本連載で取り上げてきたコンプライアンスの総括として、企業に関わる全ての方々にぜひ知っていただきたい「コンプライアンスの精神」を解説しよう。

[萩原栄幸,ITmedia]

「コンプライアンス=法令順守」ではない

 このシリーズで一貫して提起し続けたことがある。それは世間でよく言われている「コンプライアンス=法令順守」という誤解だ。

 たぶん、企業のコンプライアンス推進室やコンプライアンス統括部などの管理者であれば、筆者のこの意見に賛成していただけるだろう。筆者は「情報セキュリティ」を専門に30年近く仕事をし、その周辺業務の一つとして「コンプライアンス」にも長らく携わってきたが、「コンプライアンス=法令順守」とは明らかに誤りである。

 だが全く別物というわけでもない。正確には「コンプライアンス>法令順守」だ。コンプライアンスに法令順守が含まれる。しかもコンプライアンス全体に占めるのはごく小さい部分でしかない。法令順守はコンプライアンスの基本的な考えに当たり、重要なものであることは間違いない。ただ、その領域は極めて小さく、単純に「=法令順守」といえるほど楽なものではない。

コンプライアンスに対する日本語は?

 コンプライアンスの対訳が何かを解説する前に、「不正アクセス行為の禁止等に関する法律」、いわゆる不正アクセス禁止法を議論していた当時のエピソードを紹介したい。15年ほど前に筆者の先生がその法案作成に関与していたが、ある時、こうぼやいたのである。

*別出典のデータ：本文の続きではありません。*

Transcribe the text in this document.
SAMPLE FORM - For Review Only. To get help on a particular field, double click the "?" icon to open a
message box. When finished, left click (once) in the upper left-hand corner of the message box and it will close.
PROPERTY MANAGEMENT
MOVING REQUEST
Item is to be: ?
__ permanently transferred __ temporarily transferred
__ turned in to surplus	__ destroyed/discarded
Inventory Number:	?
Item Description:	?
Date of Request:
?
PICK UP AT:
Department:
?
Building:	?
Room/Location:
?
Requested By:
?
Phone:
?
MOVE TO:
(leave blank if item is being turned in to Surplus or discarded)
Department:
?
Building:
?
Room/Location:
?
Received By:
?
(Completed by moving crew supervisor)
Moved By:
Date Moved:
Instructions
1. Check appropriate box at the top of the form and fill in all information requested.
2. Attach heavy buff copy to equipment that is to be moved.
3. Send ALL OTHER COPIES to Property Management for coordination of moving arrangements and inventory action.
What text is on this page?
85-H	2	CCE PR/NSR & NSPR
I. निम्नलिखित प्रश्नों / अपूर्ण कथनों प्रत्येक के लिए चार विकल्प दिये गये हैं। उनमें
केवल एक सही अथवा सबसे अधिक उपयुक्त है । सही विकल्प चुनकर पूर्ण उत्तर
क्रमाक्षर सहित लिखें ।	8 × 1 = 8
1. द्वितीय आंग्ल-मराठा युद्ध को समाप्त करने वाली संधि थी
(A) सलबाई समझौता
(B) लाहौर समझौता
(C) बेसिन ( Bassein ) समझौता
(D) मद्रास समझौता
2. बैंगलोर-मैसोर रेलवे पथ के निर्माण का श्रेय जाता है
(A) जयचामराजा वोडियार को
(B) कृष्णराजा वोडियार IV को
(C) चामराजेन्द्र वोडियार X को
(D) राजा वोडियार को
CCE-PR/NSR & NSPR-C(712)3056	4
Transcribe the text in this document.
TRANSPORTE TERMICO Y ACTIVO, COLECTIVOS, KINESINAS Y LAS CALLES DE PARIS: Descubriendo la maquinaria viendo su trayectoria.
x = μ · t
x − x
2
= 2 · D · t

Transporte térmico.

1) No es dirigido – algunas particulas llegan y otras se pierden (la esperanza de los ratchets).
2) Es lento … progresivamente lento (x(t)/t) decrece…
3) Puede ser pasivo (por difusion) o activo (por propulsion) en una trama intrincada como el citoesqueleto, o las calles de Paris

 「役人が“アクセス”というのは外来語であり、法律用語に相応しいとは思えないのでなるべく“日本語”にできないかというのだよ。どう思うかね」

 さまざまな議論が展開されたが、アクセスという言葉を簡単に表現できる日本語が存在しなかったのである。詳細は割愛するが、結論は「アクセス」自体が日本語として浸透してしまい、これと同じ意味でカタカナでない言葉にする必要性がなくなってしまった。つまり、立派な「日本語」になってしまったのである。「不正アクセス禁止法」を「不正○○禁止法」と読み替えて違和感のない、カタカナではない日本語を探してみれば納得できるだろう。

 筆者なりに感じるのは、「コンプライアンス」も既にそのような状況になりつつある言葉ではないかということだ。コンプライアンスの対訳はない。これ自体が既に「日本語」に昇格(正確にはもう少しで昇格する見込み)しているのである。

コンプライアンスの考え方

 筆者の目の前に「コンプライアンス」との表記のある出版物が20冊程度ある。これらは本当に「知識」としては役に立った。企業の現場で途方に暮れて、「本」を頼りにコンサルティングしたこともあった。

 現代の企業の経営環境は、「内部統制」「内部通報制度」「コンプライアンス経営」「J-SOX法」など昔にはなかった概念や法律ができて複雑になっている。一度でも企業が“故意に”違反すると、それだけで企業自体を滅亡させるに等しい強力なしっぺ返しが待っているといっても差し支えがない。

 だからこそ、企業はコンプライアンスに注目している。この考えは、半分は正しいが、半分は大きな誤りでもある。なぜなら、「罰が大きい」からコンプライアンスを重視すると考えてしまう場合が出てくるからだ(つまりその逆は罪が軽ければコンプライアンスは無視しても良いとなる)。本当はそうではなく、企業が永続して発展するためにコンプライアンスを武器として活用してほしいのだ。

 コンプライアンスの基礎は、日本における最高のルール「憲法」である。そして「法律」がある。さらにこれらの基盤に沿う形で「条例」や個別の監督官庁からの「指針」「通達」がある。これらの関係に矛盾はない。まず「条例」はその上位の「法律」に準拠している。そして、法律はさらに上位の「憲法」の条文に従っている。こういうピラミッドが形成されているわけだ。ただ全てが網羅されているわけではないので、「法律の盲点」とか「抜け穴」が存在する。どんなに一流の先生が考えても、所詮は人間が作るものなので仕方ない。また、法律はある意味で最大公約数的なものにあたり、個別具体的にはもっと厳しい考えや具体的数値を作成する必要も出てくる。業界団体が監督官庁と協力して作成するものなどがそれに該当する。

 こうした「精神」を踏まえて、企業としての「理念」「社是」「経営ポリシー」などが別に存在している。当然ながら、精神を踏まない、法律に抵触する「理念」などあり得ないことになる(現実には時々見かけるが)。

 筆者は、企業としての「理念」などには3つの基本があると考えている。一つは法律や指針では拾えない隙間を埋める企業としての行動指針であり、二つ目は「道徳」とか「品性」といわれる領域での企業として目指すべき考えである。最後の三つ目は、創業者や経営者が役員や従業員に対して示すもの、「当社が何を最優先にすべきか」「目指す先はどこか」といったことを、時代の変化に直面してもずれることなく常に定まって、企業という船を舵取りしていく。その基本精神だと思う。

 ただ一部の企業からは、「とにかく行動規範の“コンプライアンスマニュアル”さえ作ればいい」といわれることもある。それでは「仏作って魂入れず」になってしまうので、その危険性を説明してなるべく同意してもらう。セミナーでは「お茶やお花と同じ。まずは形から入り、各自の心という名の“胃”で消化することでその精神、心が理解できる」と話している。

 それでも中には、「当社はその形を求めている。だからこの半年でその成果物を作成してほしい」と言われることがある。そういう企業は、緊急性が出てきた(監督官庁からの指示など)のだと理解して、経営者や役員、従業員の一部にヒアリングをして、コンプライアンス部のバックアップを受けながらコンプライアンスマニュアルを作成することがある。